C’est qu’il faut déployer tout un éventail d’arguments car
« on ne pourra pas faire des gestes fiscaux, on a un système social à financer. En revanche, on peut miser sur notre qualité de vie ».
Un atout non négligeable. Le mode de vie à la française peut aussi compenser les difficultés linguistiques quand ces talents étrangers sont issus des pays non francophones :
« Certainement, il y a dix ans ou quinze ans c’était un véritable obstacle. Aujourd’hui, nous avons fait beaucoup de progrès. Même si les pays du Commonwealth ont toujours eu un grand avantage ».
Ce discours de grande ouverture et de mobilité détonne dans le contexte actuel où le repli sur soi semble être un programme de campagne.
« Il faut demander à ceux qui ont peur des étrangers s’ils sont contents d’avoir des médecins compétents formés en France ou ailleurs. Il faut leur demander s’ils sont contents d’accueillir des chercheurs de haut niveau.
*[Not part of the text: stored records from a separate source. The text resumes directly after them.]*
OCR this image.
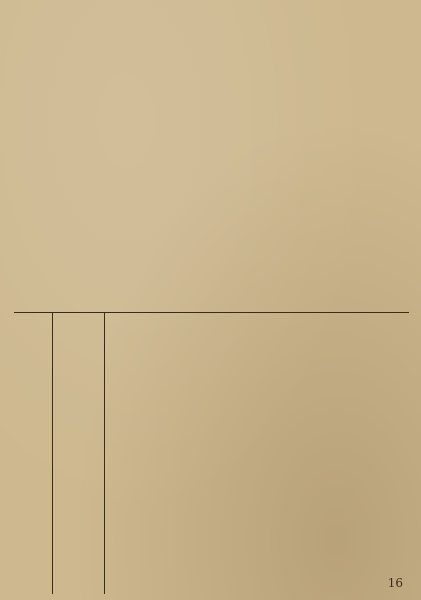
16
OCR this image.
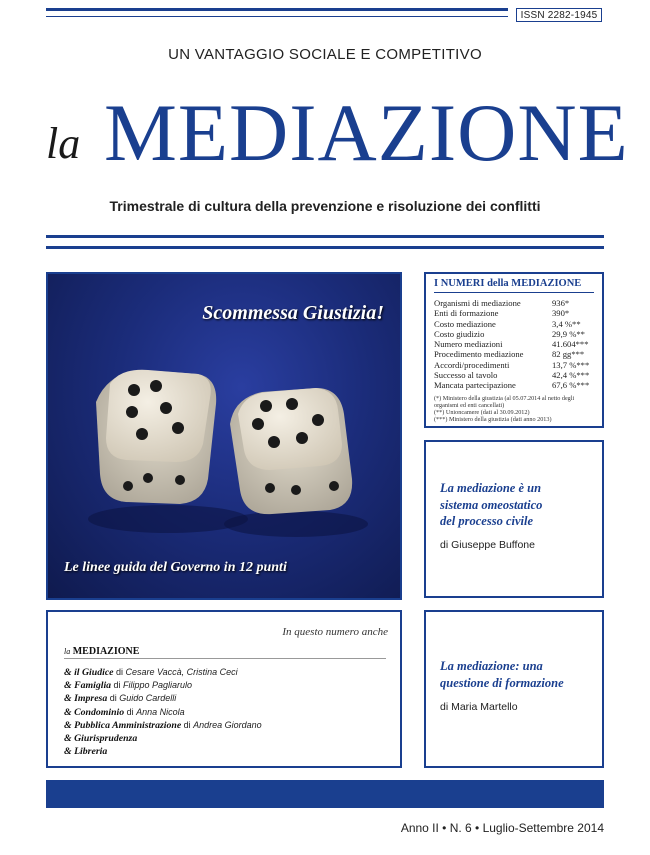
ISSN 2282-1945
UN VANTAGGIO SOCIALE E COMPETITIVO
la MEDIAZIONE
Trimestrale di cultura della prevenzione e risoluzione dei conflitti
Scommessa Giustizia!
Le linee guida del Governo in 12 punti
I NUMERI della MEDIAZIONE
Organismi di mediazione	936*
Enti di formazione	390*
Costo mediazione	3,4 %**
Costo giudizio	29,9 %**
Numero mediazioni	41.604***
Procedimento mediazione	82 gg***
Accordi/procedimenti	13,7 %***
Successo al tavolo	42,4 %***
Mancata partecipazione	67,6 %***
(*) Ministero della giustizia (al 05.07.2014 al netto degli organismi ed enti cancellati)
(**) Unioncamere (dati al 30.09.2012)
(***) Ministero della giustizia (dati anno 2013)
La mediazione è un
sistema omeostatico
del processo civile
di Giuseppe Buffone
La mediazione: una
questione di formazione
di Maria Martello
In questo numero anche
la MEDIAZIONE
& il Giudice di Cesare Vaccà, Cristina Ceci
& Famiglia di Filippo Pagliarulo
& Impresa di Guido Cardelli
& Condominio di Anna Nicola
& Pubblica Amministrazione di Andrea Giordano
& Giurisprudenza
& Libreria
Anno II • N. 6 • Luglio-Settembre 2014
Je suis convaincu qu’on a énormément à gagner dans cet échange, se réjouit Etienne Wasner.
A condition de se préoccuper dès maintenant des futurs départs ».
Les scientifiques, le nerf de la guerre
Attirer des scientifiques étrangers et garder les talents nationaux est une préoccupation constante dans les milieux universitaires. Là encore, il ne s’agit pas d’être alarmiste. Mais d’envisager l’avenir avec sérénité. « La ‘visibilité’ des scientifiques nés à l’étranger et travaillant en France est équivalente à celle des scientifiques nés en France et travaillant à l’étranger. » Les flux sont donc équilibrés « alors qu’on était excédentaires il y a dix ans », explique Etienne Wasner. Mais « on est déficitaires par rapport à l’OCDE. Il faut qu’on se demande pourquoi on n‘a pas plus d’Allemands, d’Espagnols ? Il vaut mieux qu’on s’en préoccupe maintenant plutôt que dans dix ans ». D’autant que « les physiciens-chercheurs les plus productifs sont ceux qui quittent l’Europe pour les États-Unis, suivis de ceux qui restent aux États-Unis, puis de ceux qui restent en Europe. »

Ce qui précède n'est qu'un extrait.